The comparative standard shall take precedence over the specific use area in an urban area, and shall be selected by taking precedence over the actual land category according to the actual situation of use outside an urban area (see, e.g., Supreme Court Decisions 9Du7968, Mar. 27, 2001; 2006Da64627, Sept. 10, 2009).

In addition, in case where the land to be expropriated is located in an urban area and there are several comparative standards for the land to be expropriated, the land to be expropriated shall be selected as a comparative standard place to be applied to the relevant land in consideration of the characteristics such as the actual situation of utilization, land category in the public record, surrounding environment, location, etc. (see Supreme Court Decision 2005Du8825, Dec. 21, 2006, etc.). Likewise, in case where the land to be expropriated is located outside the urban area and there are several identical comparative standards for the land to be expropriated, if there are several same comparative standards to be applied to the relevant land, it shall be selected as a comparative standard place to apply the relevant land

According to the reasoning of the judgment below and the record, the land of this case was classified as orchard, orchard, farm house site, dry field, and dry field at the time of the decision of expropriation. In reality, the land of this case was used as a specific use area under the National Land Planning and Utilization Act on the land use planning confirmation document. Meanwhile, the expropriation appraisal decision has similar land and actual use status in the land of this case, and the land of this case is also selected as a comparative standard for the same use area, while the appraisal of the first instance court, which was adopted by the court of first instance, selected as a comparative standard for the land of this case 169-1, 502 square meters in Masan-ri, 169-4, 248-4, 669 square meters in both sides of Kimpo-si, the real use status of the land of this case was similar, but they can be known that the specific use area is a management area.

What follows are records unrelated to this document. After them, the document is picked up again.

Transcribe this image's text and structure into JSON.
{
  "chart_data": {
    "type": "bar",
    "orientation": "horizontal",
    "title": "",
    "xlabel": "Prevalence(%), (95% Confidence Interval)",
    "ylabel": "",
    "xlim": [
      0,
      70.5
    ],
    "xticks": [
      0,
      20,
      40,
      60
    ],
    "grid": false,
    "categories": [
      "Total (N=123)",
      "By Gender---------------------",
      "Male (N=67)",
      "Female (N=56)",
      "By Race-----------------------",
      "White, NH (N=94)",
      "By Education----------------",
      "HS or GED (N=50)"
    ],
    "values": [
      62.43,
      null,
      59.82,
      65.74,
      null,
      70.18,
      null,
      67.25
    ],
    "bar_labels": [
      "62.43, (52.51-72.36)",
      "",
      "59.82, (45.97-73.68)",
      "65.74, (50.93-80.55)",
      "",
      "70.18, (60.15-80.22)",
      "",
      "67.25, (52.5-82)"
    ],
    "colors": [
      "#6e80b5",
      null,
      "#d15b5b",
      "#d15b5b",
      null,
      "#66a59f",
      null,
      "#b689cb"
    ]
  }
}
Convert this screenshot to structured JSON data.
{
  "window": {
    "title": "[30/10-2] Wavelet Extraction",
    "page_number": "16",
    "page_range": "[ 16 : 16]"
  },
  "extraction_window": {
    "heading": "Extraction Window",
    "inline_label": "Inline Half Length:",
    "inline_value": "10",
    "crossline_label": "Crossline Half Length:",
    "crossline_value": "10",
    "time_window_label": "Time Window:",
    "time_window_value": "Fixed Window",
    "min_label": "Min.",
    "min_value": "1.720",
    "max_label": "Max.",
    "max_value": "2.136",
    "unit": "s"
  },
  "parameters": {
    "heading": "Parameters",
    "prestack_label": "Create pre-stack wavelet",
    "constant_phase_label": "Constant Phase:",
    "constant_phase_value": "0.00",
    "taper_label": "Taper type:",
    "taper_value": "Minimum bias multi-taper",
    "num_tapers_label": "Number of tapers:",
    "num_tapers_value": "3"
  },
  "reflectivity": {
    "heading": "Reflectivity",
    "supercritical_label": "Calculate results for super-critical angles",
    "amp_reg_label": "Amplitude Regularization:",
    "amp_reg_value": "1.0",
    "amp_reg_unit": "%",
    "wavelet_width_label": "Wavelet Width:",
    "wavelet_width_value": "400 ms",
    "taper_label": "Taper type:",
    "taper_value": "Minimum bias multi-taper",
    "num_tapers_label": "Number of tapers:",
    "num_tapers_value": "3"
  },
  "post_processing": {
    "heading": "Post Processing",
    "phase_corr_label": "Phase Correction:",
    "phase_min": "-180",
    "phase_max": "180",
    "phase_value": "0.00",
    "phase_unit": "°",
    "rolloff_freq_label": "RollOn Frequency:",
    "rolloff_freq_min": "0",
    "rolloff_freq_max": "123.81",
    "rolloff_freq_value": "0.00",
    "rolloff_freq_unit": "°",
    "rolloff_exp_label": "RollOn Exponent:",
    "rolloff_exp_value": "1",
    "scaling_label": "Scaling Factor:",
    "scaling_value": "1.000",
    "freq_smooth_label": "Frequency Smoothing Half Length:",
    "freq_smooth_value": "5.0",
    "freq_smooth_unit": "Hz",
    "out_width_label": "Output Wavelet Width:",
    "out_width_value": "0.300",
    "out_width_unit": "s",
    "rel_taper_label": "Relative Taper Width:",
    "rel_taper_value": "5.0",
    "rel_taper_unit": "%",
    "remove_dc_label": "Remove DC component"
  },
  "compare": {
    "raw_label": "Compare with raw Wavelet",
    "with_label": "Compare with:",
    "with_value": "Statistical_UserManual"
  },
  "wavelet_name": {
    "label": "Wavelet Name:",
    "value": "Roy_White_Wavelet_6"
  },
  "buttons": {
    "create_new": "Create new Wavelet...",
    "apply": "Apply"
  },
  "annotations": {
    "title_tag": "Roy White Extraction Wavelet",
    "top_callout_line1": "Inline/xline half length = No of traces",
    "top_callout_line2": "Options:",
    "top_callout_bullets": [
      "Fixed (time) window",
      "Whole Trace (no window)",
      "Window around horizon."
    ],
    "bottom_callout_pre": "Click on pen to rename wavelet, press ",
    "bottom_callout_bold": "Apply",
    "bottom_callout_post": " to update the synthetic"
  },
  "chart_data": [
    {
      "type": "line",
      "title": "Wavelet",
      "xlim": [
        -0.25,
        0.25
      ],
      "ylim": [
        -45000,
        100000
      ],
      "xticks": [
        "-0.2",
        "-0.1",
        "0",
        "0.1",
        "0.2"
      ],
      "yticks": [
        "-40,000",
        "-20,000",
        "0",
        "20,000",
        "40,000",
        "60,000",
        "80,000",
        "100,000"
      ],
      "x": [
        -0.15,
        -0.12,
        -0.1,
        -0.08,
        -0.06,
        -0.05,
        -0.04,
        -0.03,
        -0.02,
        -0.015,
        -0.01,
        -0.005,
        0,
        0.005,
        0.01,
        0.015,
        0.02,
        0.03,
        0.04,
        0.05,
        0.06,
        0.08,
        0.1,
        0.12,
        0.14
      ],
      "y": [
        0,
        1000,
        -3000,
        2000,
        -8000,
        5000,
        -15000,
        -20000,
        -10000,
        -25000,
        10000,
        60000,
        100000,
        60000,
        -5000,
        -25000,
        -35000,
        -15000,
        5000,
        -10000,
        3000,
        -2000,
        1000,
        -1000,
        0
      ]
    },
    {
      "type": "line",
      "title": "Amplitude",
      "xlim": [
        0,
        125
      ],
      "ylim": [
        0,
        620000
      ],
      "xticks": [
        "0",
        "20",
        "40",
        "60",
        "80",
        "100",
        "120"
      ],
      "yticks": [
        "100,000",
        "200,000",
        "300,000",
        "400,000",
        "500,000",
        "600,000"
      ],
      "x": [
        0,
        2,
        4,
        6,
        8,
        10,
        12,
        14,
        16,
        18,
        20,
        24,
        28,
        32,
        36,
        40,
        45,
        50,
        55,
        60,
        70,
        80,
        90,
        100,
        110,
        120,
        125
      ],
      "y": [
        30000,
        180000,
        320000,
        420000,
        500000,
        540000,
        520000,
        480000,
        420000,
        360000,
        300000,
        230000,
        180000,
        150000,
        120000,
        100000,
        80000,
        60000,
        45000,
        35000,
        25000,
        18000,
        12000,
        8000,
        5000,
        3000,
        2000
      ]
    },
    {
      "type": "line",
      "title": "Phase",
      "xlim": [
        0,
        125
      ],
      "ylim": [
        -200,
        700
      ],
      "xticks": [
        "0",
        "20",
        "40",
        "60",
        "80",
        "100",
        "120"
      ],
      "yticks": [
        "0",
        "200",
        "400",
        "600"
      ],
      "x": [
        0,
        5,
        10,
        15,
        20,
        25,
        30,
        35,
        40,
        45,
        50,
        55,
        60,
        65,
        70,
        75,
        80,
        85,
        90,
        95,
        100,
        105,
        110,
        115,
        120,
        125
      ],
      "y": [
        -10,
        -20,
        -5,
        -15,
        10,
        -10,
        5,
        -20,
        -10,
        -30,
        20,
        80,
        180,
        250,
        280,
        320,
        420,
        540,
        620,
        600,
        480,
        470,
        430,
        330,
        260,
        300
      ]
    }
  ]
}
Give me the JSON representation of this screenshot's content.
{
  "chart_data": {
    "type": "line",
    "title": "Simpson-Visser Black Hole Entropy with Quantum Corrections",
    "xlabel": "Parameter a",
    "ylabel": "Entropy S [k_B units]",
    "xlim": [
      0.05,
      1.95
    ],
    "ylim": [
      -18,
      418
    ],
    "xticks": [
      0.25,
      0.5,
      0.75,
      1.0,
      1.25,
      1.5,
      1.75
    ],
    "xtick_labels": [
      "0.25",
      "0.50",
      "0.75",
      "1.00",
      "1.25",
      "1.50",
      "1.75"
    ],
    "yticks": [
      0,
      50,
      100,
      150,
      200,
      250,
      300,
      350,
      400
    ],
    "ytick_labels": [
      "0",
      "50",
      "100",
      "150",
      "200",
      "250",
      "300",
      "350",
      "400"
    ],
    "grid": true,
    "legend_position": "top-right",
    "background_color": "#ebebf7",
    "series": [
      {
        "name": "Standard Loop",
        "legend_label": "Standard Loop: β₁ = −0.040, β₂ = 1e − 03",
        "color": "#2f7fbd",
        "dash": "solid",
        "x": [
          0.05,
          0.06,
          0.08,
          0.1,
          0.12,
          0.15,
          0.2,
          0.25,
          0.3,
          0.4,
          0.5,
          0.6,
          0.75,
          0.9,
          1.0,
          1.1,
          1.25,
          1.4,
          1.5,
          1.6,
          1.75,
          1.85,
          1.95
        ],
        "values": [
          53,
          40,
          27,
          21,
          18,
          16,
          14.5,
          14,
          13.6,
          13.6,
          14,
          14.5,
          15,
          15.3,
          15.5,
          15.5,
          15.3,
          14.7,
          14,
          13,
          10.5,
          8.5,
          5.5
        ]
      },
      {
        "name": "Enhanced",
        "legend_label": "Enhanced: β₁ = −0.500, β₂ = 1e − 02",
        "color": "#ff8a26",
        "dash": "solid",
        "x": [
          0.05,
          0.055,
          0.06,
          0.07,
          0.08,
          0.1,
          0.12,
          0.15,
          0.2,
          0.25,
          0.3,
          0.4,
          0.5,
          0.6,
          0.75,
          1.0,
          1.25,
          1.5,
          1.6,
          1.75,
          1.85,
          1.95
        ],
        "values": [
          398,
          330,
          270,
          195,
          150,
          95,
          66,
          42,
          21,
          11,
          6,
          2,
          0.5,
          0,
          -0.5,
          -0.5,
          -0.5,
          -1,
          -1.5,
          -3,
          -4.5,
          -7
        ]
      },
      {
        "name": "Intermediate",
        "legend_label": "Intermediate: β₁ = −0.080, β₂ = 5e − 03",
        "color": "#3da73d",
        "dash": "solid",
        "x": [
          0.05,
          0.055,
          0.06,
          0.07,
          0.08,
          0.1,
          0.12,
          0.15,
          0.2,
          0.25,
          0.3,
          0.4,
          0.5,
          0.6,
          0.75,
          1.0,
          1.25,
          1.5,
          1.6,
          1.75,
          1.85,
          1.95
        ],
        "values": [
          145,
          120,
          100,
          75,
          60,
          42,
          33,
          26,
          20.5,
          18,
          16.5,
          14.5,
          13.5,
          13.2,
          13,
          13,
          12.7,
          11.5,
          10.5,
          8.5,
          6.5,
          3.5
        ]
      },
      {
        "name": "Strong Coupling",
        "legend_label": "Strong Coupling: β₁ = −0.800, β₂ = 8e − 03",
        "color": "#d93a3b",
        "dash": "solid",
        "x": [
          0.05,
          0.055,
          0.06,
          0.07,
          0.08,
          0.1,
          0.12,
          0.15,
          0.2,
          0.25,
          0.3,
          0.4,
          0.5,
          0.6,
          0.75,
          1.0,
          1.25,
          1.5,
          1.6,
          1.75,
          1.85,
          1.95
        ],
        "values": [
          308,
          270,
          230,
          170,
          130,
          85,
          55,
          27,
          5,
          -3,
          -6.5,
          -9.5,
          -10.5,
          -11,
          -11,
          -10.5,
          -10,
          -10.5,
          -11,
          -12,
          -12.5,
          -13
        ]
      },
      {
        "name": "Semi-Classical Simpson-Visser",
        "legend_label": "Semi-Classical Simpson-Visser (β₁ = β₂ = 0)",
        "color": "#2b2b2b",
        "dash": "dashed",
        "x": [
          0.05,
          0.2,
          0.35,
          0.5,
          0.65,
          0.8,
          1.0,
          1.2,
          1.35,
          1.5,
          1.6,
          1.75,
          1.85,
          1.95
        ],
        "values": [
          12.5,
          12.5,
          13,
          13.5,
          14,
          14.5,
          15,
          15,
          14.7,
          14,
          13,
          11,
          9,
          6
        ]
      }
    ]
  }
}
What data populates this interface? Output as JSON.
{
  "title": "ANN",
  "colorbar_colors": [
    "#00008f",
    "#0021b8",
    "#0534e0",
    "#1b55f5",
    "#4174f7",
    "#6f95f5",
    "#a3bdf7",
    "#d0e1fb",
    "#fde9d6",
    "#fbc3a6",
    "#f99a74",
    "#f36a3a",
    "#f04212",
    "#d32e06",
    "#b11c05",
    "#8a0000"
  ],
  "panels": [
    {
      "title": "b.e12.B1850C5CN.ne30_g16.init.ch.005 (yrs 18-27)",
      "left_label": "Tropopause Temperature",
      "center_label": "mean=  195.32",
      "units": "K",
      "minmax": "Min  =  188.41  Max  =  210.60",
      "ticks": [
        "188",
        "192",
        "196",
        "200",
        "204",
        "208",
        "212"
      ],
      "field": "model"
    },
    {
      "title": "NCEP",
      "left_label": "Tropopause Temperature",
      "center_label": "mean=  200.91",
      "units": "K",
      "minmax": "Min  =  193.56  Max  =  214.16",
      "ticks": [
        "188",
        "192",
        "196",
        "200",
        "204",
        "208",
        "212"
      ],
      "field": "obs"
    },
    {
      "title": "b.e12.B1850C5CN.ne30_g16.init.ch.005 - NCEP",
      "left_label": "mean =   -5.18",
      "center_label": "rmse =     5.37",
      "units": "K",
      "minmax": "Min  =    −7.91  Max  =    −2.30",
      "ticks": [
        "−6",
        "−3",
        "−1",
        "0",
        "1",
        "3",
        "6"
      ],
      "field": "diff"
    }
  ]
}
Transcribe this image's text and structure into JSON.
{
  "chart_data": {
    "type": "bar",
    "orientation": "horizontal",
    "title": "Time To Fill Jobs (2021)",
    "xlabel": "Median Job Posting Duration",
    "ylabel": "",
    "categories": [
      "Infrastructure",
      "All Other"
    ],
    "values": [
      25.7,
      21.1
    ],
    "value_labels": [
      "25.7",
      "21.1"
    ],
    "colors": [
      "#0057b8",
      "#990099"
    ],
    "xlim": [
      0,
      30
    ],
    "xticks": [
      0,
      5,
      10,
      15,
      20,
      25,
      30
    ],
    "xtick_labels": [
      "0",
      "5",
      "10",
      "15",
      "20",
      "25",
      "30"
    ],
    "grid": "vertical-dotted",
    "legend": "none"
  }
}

In light of these facts in light of the above legal principles, the above grain 1159 land selected as a comparative standard place in the appraisal and assessment of the first instance court is similar to the land in this case in light of the characteristics such as specific use area and surrounding environment, etc. compared to the above Minsan 169-1, 248-4 land selected as a comparative standard place in the appraisal and assessment of the first instance court. Therefore, the court below should have taken measures such as adopting the most appropriate one out of the land based on the premise that the land in this case is an agricultural and forest area among the appraisal and assessment of the first instance court or the appraisal and assessment of the first instance court. Nevertheless, the court below recognized the specific use area as an agriculture promotion area only on the ground that the land in this case cannot be deemed as being designated as the agricultural and forest area, without considering the possibility of designating and changing the subsequent specific use area. The court below adopted the appraisal result of the first instance court which selected the above Minsanri 169-1, 248-4 land as a control area.

3. Conclusion

Therefore, the judgment of the court below is reversed and the case is remanded to the court below for a new trial and determination. It is so decided as per Disposition by the assent of all participating Justices on the bench.